Add the enchilada sauce, drained and rinsed black beans, corn, and taco seasoning to the skillet. Bring the mixture to a simmer and cook, stirring often, for 2 to 3 minutes or until the mixture is heated all the way through. Remove from heat and stir in quinoa.
Pour the entire mixture into the prepared casserole dish and spread evenly. Top with the grated cheddar cheese and bake for 20 to 25 minutes, or until the cheese is melted and the dish is bubbly in the center. Top with green onions and serve!
Additionally, you can pile all your favorite enchilada toppings on this Mexican Casserole, or you can keep it simple with a dollop of sour cream. Just make sure you dig in while it’s still warm, and the cheese is deliciously melty. You’re going to love it!
Recipe Pro Tips!
Can I Make This Dish with Meat?
Mexican Casserole is one of those easy recipes that you can customize easily. Want to add meat? Just cut back the quinoa to 1/2 cup and add a 1/2 pound of lean ground beef. You can also add in ground chicken or ground turkey too. This dish is nice and versatile. And even before the meat is bursting with protein.
What to Serve with Mexican Casserole?
Some of the best dishes to serve with this are our Cotija Corn Salad Recipe, Best Cast Iron Southern Cornbread, Rice Cooker Mexican Rice, or an Everyday Green Salad. Or you can just keep it simple like we have pictured and serve it with shredded lettuce, tortilla chips, and your desired toppings.
LOVE MEXICAN FOOD AND WANT MORE?
Here is a great selection of more Mexican-inspired meals for you to enjoy, some of our favorites.
Mexican Casserole
Ingredients
- 1 tablespoon olive oil
- 2 medium green bell peppers cored seeded, and diced
- 1 medium yellow onion diced
- 3 cloves garlic minced
- 1 19 oz can red enchilada sauce
- 2 14.5 oz cans black beans, drained and rinsed
- 1 cup frozen corn kernels
- 1 oz packet taco seasoning or homemade
- 1 cup quinoa uncooked
- 1 to 2 cups shredded sharp cheddar cheese
- Optional Toppings: Green onions sour cream, avocado, black olives, tortilla chips, shredded lettuce.
Instructions
- First, preheat your oven to 350 degrees Fahrenheit. Lightly grease a 9×13 casserole dish with cooking spray and set aside.
- In a large skillet, heat 1 tablespoon of olive oil over medium heat. Add the diced onion and bell peppers.
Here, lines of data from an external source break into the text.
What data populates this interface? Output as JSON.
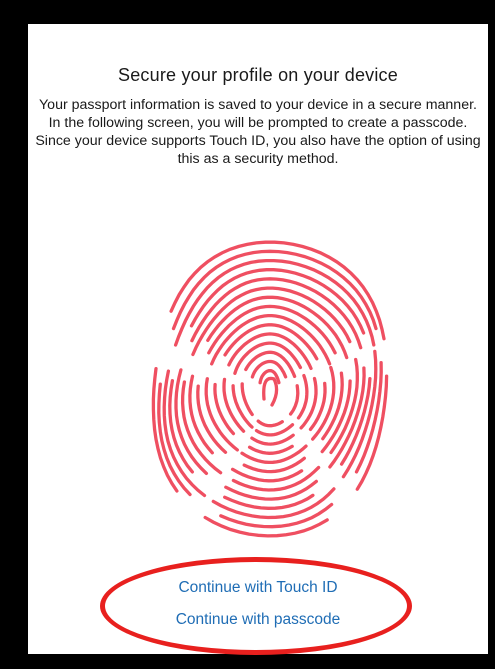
{
  "screen": {
    "title": "Secure your profile on your device",
    "description": "Your passport information is saved to your device in a secure manner. In the following screen, you will be prompted to create a passcode. Since your device supports Touch ID, you also have the option of using this as a security method."
  },
  "actions": {
    "touch_id_label": "Continue with Touch ID",
    "passcode_label": "Continue with passcode"
  },
  "icons": {
    "fingerprint": "fingerprint-icon"
  },
  "colors": {
    "fingerprint": "#ef4f61",
    "link": "#1f6db5",
    "highlight": "#e8201e"
  }
}
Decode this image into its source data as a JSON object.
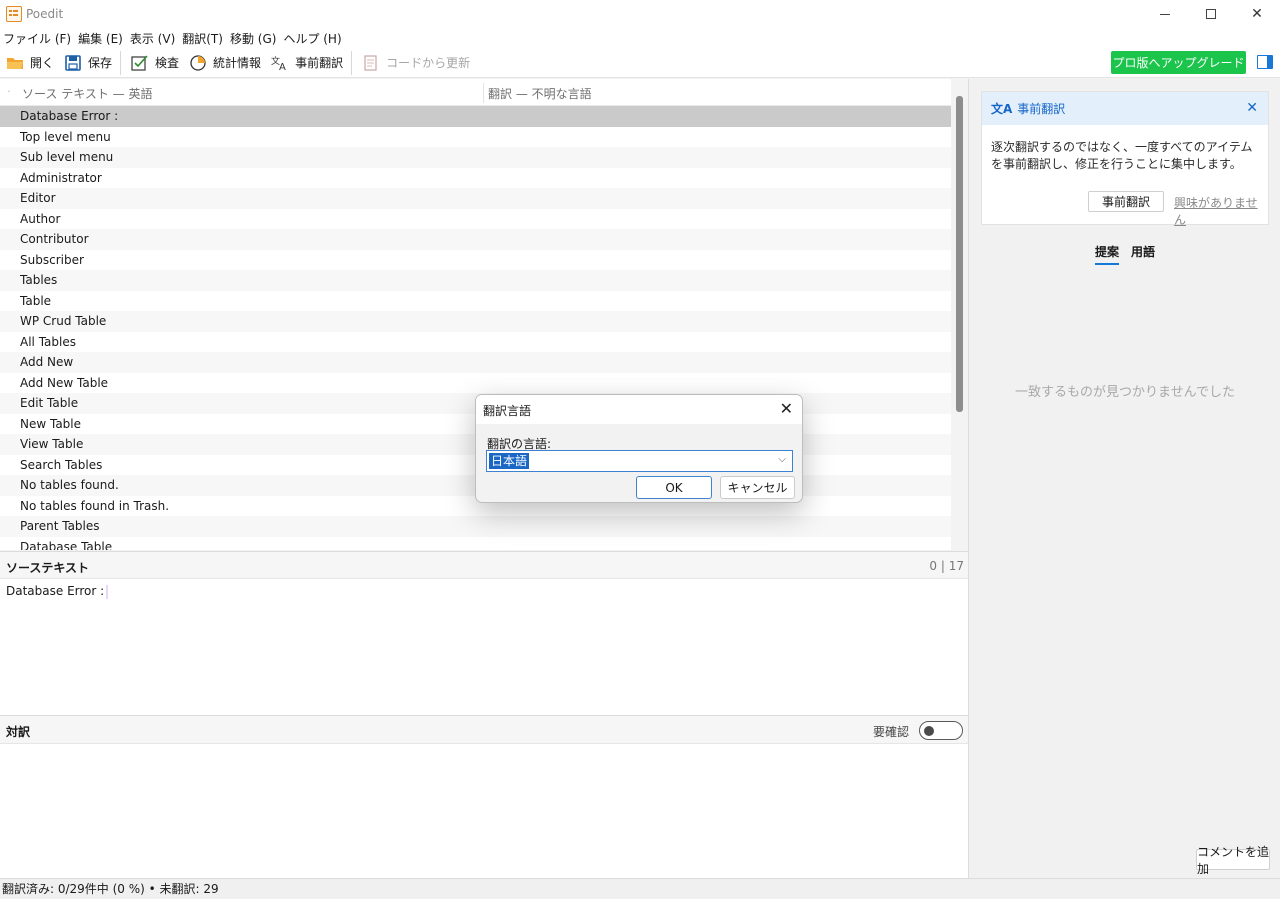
{
  "window": {
    "title": "Poedit"
  },
  "menu": [
    "ファイル (F)",
    "編集 (E)",
    "表示 (V)",
    "翻訳(T)",
    "移動 (G)",
    "ヘルプ (H)"
  ],
  "toolbar": {
    "open": "開く",
    "save": "保存",
    "validate": "検査",
    "stats": "統計情報",
    "pretranslate": "事前翻訳",
    "update_from_code": "コードから更新",
    "upgrade": "プロ版へアップグレード"
  },
  "list": {
    "dot": "·",
    "source_header": "ソース テキスト — 英語",
    "translation_header": "翻訳 — 不明な言語",
    "rows": [
      "Database Error :",
      "Top level menu",
      "Sub level menu",
      "Administrator",
      "Editor",
      "Author",
      "Contributor",
      "Subscriber",
      "Tables",
      "Table",
      "WP Crud Table",
      "All Tables",
      "Add New",
      "Add New Table",
      "Edit Table",
      "New Table",
      "View Table",
      "Search Tables",
      "No tables found.",
      "No tables found in Trash.",
      "Parent Tables",
      "Database Table"
    ]
  },
  "source_panel": {
    "title": "ソーステキスト",
    "count": "0 | 17",
    "text": "Database Error :"
  },
  "translation_panel": {
    "title": "対訳",
    "fuzzy_label": "要確認"
  },
  "pretranslate_card": {
    "icon_glyph": "文A",
    "title": "事前翻訳",
    "description": "逐次翻訳するのではなく、一度すべてのアイテムを事前翻訳し、修正を行うことに集中します。",
    "button": "事前翻訳",
    "dismiss": "興味がありません"
  },
  "sidebar_tabs": [
    "提案",
    "用語"
  ],
  "no_matches": "一致するものが見つかりませんでした",
  "add_comment": "コメントを追加",
  "status": "翻訳済み: 0/29件中 (0 %)  •  未翻訳: 29",
  "dialog": {
    "title": "翻訳言語",
    "label": "翻訳の言語:",
    "value": "日本語",
    "ok": "OK",
    "cancel": "キャンセル"
  },
  "colors": {
    "accent": "#1778d6",
    "upgrade": "#1bc44b",
    "selected_row": "#cacaca"
  }
}
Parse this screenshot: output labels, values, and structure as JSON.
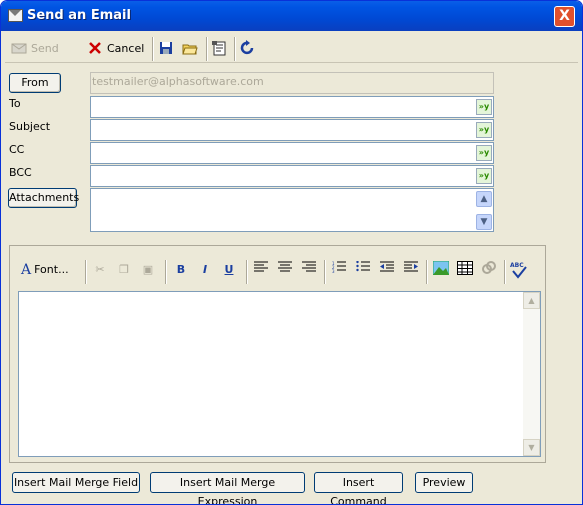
{
  "window": {
    "title": "Send an Email",
    "close_glyph": "X"
  },
  "toolbar": {
    "send_label": "Send",
    "cancel_label": "Cancel",
    "icons": [
      "save-icon",
      "open-folder-icon",
      "properties-icon",
      "refresh-icon"
    ]
  },
  "header_fields": {
    "from_button": "From",
    "from_value": "testmailer@alphasoftware.com",
    "to_label": "To",
    "subject_label": "Subject",
    "cc_label": "CC",
    "bcc_label": "BCC",
    "attachments_button": "Attachments",
    "field_button_glyph": "»y"
  },
  "format_toolbar": {
    "font_label": "Font...",
    "bold": "B",
    "italic": "I",
    "underline": "U",
    "spell": "ABC"
  },
  "bottom_buttons": {
    "insert_field": "Insert Mail Merge Field",
    "insert_expression": "Insert Mail Merge Expression",
    "insert_command": "Insert Command",
    "preview": "Preview"
  },
  "colors": {
    "titlebar": "#0054e3",
    "window_bg": "#ece9d8",
    "accent_green": "#2a8a00"
  }
}
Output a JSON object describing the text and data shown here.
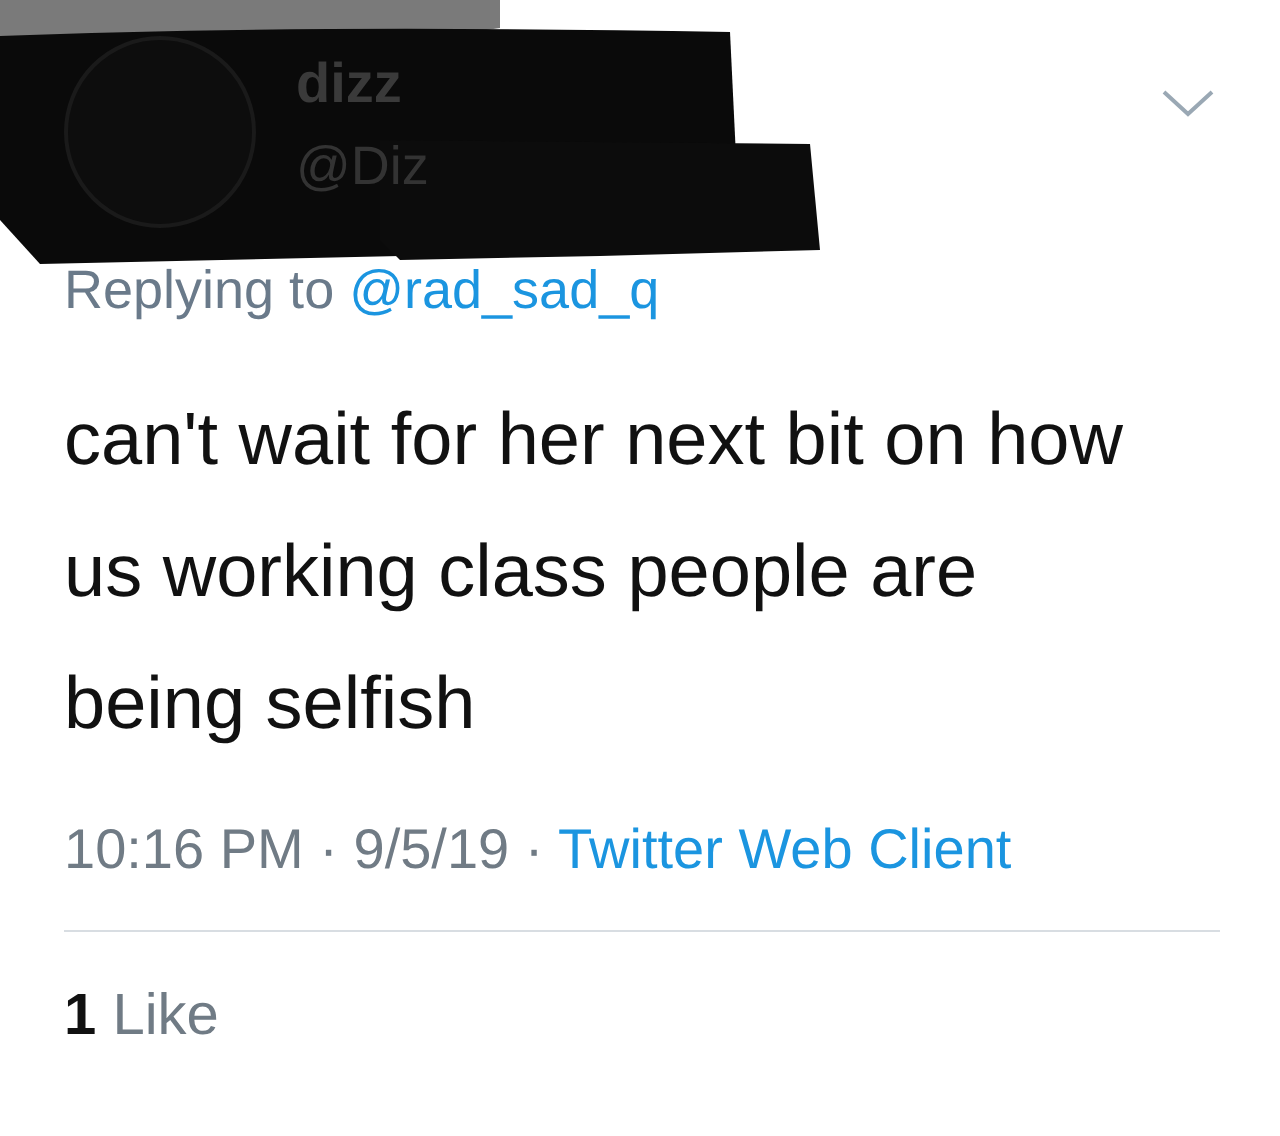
{
  "author": {
    "name": "dizz",
    "handle": "@Diz"
  },
  "reply": {
    "prefix": "Replying to",
    "handle": "@rad_sad_q"
  },
  "text": "can't wait for her next bit on how us working class people are being selfish",
  "meta": {
    "time": "10:16 PM",
    "separator": "·",
    "date": "9/5/19",
    "source": "Twitter Web Client"
  },
  "likes": {
    "count": "1",
    "label": "Like"
  }
}
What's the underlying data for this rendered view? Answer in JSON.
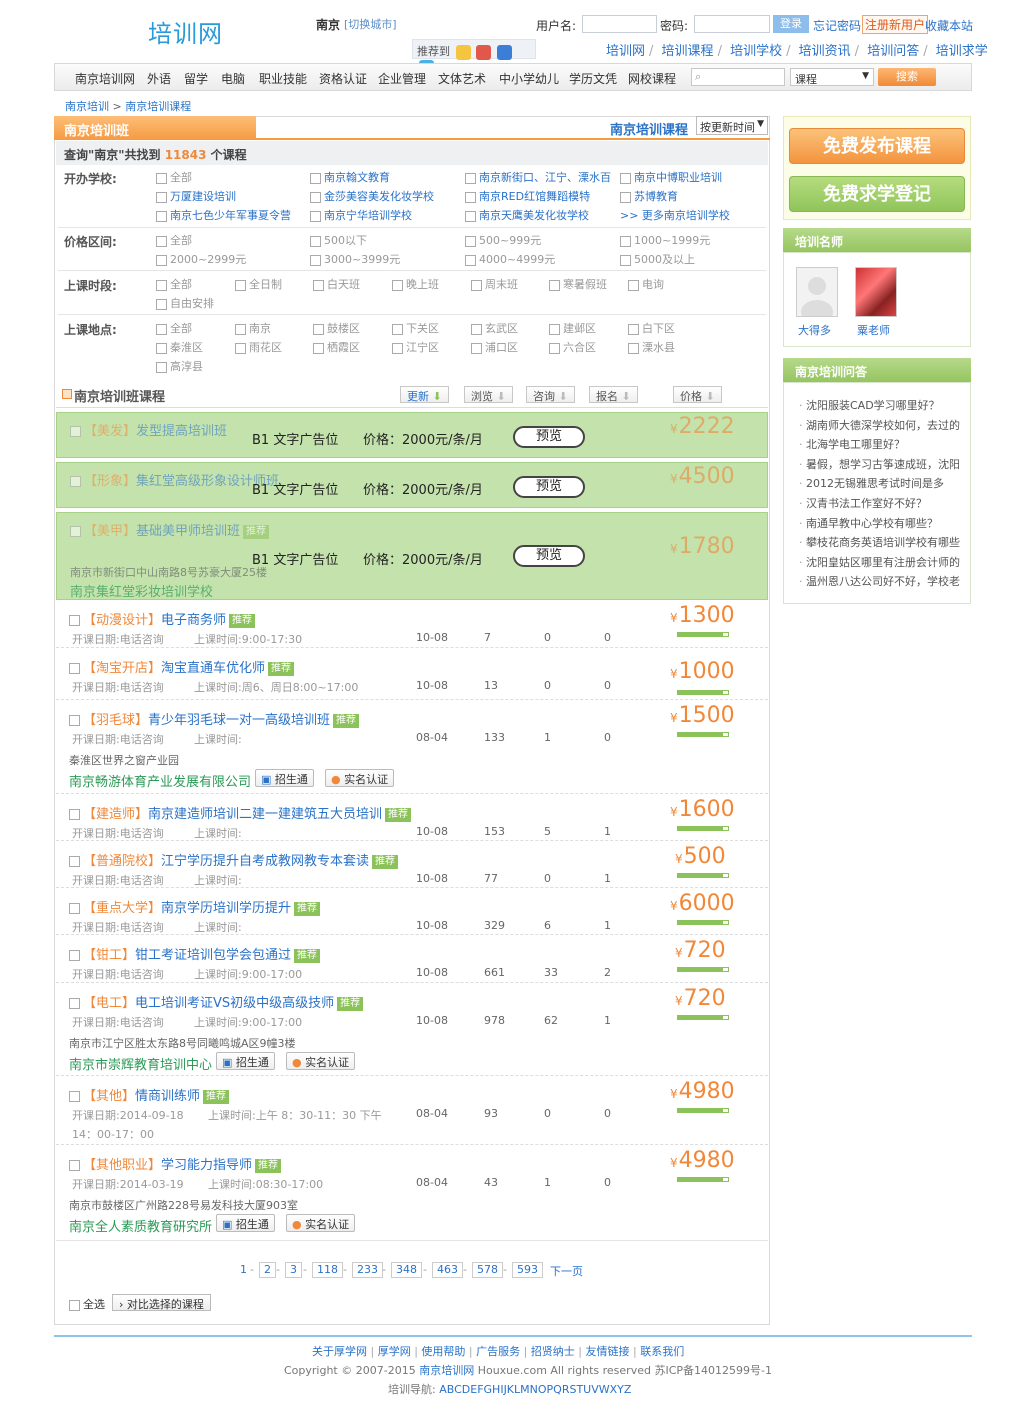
{
  "header": {
    "logo": "培训网",
    "city": "南京",
    "city_switch": "[切换城市]",
    "recommend_label": "推荐到",
    "username_label": "用户名:",
    "password_label": "密码:",
    "login": "登录",
    "forgot": "忘记密码",
    "register": "注册新用户",
    "favorite": "收藏本站",
    "top_nav": [
      "培训网",
      "培训课程",
      "培训学校",
      "培训资讯",
      "培训问答",
      "培训求学"
    ]
  },
  "nav": {
    "items": [
      "南京培训网",
      "外语",
      "留学",
      "电脑",
      "职业技能",
      "资格认证",
      "企业管理",
      "文体艺术",
      "中小学幼儿",
      "学历文凭",
      "网校课程"
    ],
    "search_category": "课程",
    "search_button": "搜索"
  },
  "breadcrumb": {
    "a": "南京培训",
    "sep": " > ",
    "b": "南京培训课程"
  },
  "main": {
    "tab": "南京培训班",
    "title": "南京培训课程",
    "sort_select": "按更新时间",
    "found_prefix": "查询\"南京\"共找到",
    "found_count": "11843",
    "found_suffix": "个课程",
    "filters": {
      "school_label": "开办学校:",
      "schools": [
        "全部",
        "南京翰文教育",
        "南京新街口、江宁、溧水百",
        "南京中博职业培训",
        "万厦建设培训",
        "金莎美容美发化妆学校",
        "南京RED红馆舞蹈模特",
        "苏博教育",
        "南京七色少年军事夏令营",
        "南京宁华培训学校",
        "南京天鹰美发化妆学校",
        ">> 更多南京培训学校"
      ],
      "price_label": "价格区间:",
      "prices": [
        "全部",
        "500以下",
        "500~999元",
        "1000~1999元",
        "2000~2999元",
        "3000~3999元",
        "4000~4999元",
        "5000及以上"
      ],
      "time_label": "上课时段:",
      "times": [
        "全部",
        "全日制",
        "白天班",
        "晚上班",
        "周末班",
        "寒暑假班",
        "电询",
        "自由安排"
      ],
      "place_label": "上课地点:",
      "places": [
        "全部",
        "南京",
        "鼓楼区",
        "下关区",
        "玄武区",
        "建邺区",
        "白下区",
        "秦淮区",
        "雨花区",
        "栖霞区",
        "江宁区",
        "浦口区",
        "六合区",
        "溧水县",
        "高淳县"
      ]
    },
    "list_title": "南京培训班课程",
    "sort_buttons": [
      "更新",
      "浏览",
      "咨询",
      "报名",
      "价格"
    ],
    "ads": [
      {
        "tag": "【美发】",
        "title": "发型提高培训班",
        "text": "B1 文字广告位",
        "price_text": "价格：2000元/条/月",
        "preview": "预览",
        "price": "2222"
      },
      {
        "tag": "【形象】",
        "title": "集红堂高级形象设计师班",
        "text": "B1 文字广告位",
        "price_text": "价格：2000元/条/月",
        "preview": "预览",
        "price": "4500"
      },
      {
        "tag": "【美甲】",
        "title": "基础美甲师培训班",
        "recommend": "推荐",
        "text": "B1 文字广告位",
        "price_text": "价格：2000元/条/月",
        "preview": "预览",
        "price": "1780",
        "address": "南京市新街口中山南路8号苏豪大厦25楼",
        "org": "南京集红堂彩妆培训学校"
      }
    ],
    "meta_labels": {
      "start": "开课日期:",
      "class_time": "上课时间:"
    },
    "courses": [
      {
        "tag": "【动漫设计】",
        "title": "电子商务师",
        "start": "电话咨询",
        "time": "9:00-17:30",
        "date": "10-08",
        "views": "7",
        "consult": "0",
        "enroll": "0",
        "price": "1300"
      },
      {
        "tag": "【淘宝开店】",
        "title": "淘宝直通车优化师",
        "start": "电话咨询",
        "time": "周6、周日8:00~17:00",
        "date": "10-08",
        "views": "13",
        "consult": "0",
        "enroll": "0",
        "price": "1000"
      },
      {
        "tag": "【羽毛球】",
        "title": "青少年羽毛球一对一高级培训班",
        "start": "电话咨询",
        "time": "",
        "date": "08-04",
        "views": "133",
        "consult": "1",
        "enroll": "0",
        "price": "1500",
        "address": "秦淮区世界之窗产业园",
        "org": "南京畅游体育产业发展有限公司"
      },
      {
        "tag": "【建造师】",
        "title": "南京建造师培训二建一建建筑五大员培训",
        "start": "电话咨询",
        "time": "",
        "date": "10-08",
        "views": "153",
        "consult": "5",
        "enroll": "1",
        "price": "1600"
      },
      {
        "tag": "【普通院校】",
        "title": "江宁学历提升自考成教网教专本套读",
        "start": "电话咨询",
        "time": "",
        "date": "10-08",
        "views": "77",
        "consult": "0",
        "enroll": "1",
        "price": "500"
      },
      {
        "tag": "【重点大学】",
        "title": "南京学历培训学历提升",
        "start": "电话咨询",
        "time": "",
        "date": "10-08",
        "views": "329",
        "consult": "6",
        "enroll": "1",
        "price": "6000"
      },
      {
        "tag": "【钳工】",
        "title": "钳工考证培训包学会包通过",
        "start": "电话咨询",
        "time": "9:00-17:00",
        "date": "10-08",
        "views": "661",
        "consult": "33",
        "enroll": "2",
        "price": "720"
      },
      {
        "tag": "【电工】",
        "title": "电工培训考证VS初级中级高级技师",
        "start": "电话咨询",
        "time": "9:00-17:00",
        "date": "10-08",
        "views": "978",
        "consult": "62",
        "enroll": "1",
        "price": "720",
        "address": "南京市江宁区胜太东路8号同曦鸣城A区9幢3楼",
        "org": "南京市崇辉教育培训中心"
      },
      {
        "tag": "【其他】",
        "title": "情商训练师",
        "start": "2014-09-18",
        "time": "上午 8：30-11：30 下午",
        "time2": "14：00-17：00",
        "date": "08-04",
        "views": "93",
        "consult": "0",
        "enroll": "0",
        "price": "4980"
      },
      {
        "tag": "【其他职业】",
        "title": "学习能力指导师",
        "start": "2014-03-19",
        "time": "08:30-17:00",
        "date": "08-04",
        "views": "43",
        "consult": "1",
        "enroll": "0",
        "price": "4980",
        "address": "南京市鼓楼区广州路228号易发科技大厦903室",
        "org": "南京全人素质教育研究所"
      }
    ],
    "recommend": "推荐",
    "badges": {
      "zst": "招生通",
      "real": "实名认证"
    },
    "currency": "¥",
    "pagination": {
      "pages": [
        "1",
        "2",
        "3",
        "118",
        "233",
        "348",
        "463",
        "578",
        "593"
      ],
      "next": "下一页"
    },
    "select_all": "全选",
    "compare": "对比选择的课程"
  },
  "side": {
    "publish": "免费发布课程",
    "register": "免费求学登记",
    "teachers_title": "培训名师",
    "teachers": [
      "大得多",
      "粟老师"
    ],
    "qa_title": "南京培训问答",
    "qa": [
      "沈阳服装CAD学习哪里好？",
      "湖南师大德深学校如何，去过的",
      "北海学电工哪里好？",
      "暑假，想学习古筝速成班，沈阳",
      "2012无锡雅思考试时间是多",
      "汉青书法工作室好不好？",
      "南通早教中心学校有哪些？",
      "攀枝花商务英语培训学校有哪些",
      "沈阳皇姑区哪里有注册会计师的",
      "温州恩八达公司好不好，学校老"
    ]
  },
  "footer": {
    "links": [
      "关于厚学网",
      "厚学网",
      "使用帮助",
      "广告服务",
      "招贤纳士",
      "友情链接",
      "联系我们"
    ],
    "copyright_a": "Copyright © 2007-2015",
    "copyright_b": "南京培训网",
    "copyright_c": "Houxue.com All rights reserved 苏ICP备14012599号-1",
    "alpha_label": "培训导航:",
    "alpha": "ABCDEFGHIJKLMNOPQRSTUVWXYZ"
  },
  "colors": {
    "accent": "#2a72c8",
    "orange": "#f0883a",
    "green": "#8cc25a"
  }
}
Sauté, stirring often, for three minutes, then add the garlic and sauté for an additional 2 minutes, or until the veggies are soft but still firm.
- Add the enchilada sauce, drained and rinsed black beans, corn, and taco seasoning to the skillet. Bring the mixture to a simmer and cook, stirring often, for 2 to 3 minutes or until the mixture is heated all the way through. Remove from heat and stir in quinoa.
- Pour the entire mixture into the prepared casserole dish and spread evenly. Top with the grated cheddar cheese and bake for 20 to 25 minutes, or until the cheese is melted and the dish is bubbly in the center.
- Serve warm with your favorite enchilada toppings.
Comments & Reviews
Sherry says
My family will go nuts over this casserole!
KC the Kitchen Chopper says
The Hubby would love this dish! Fantastic flavors.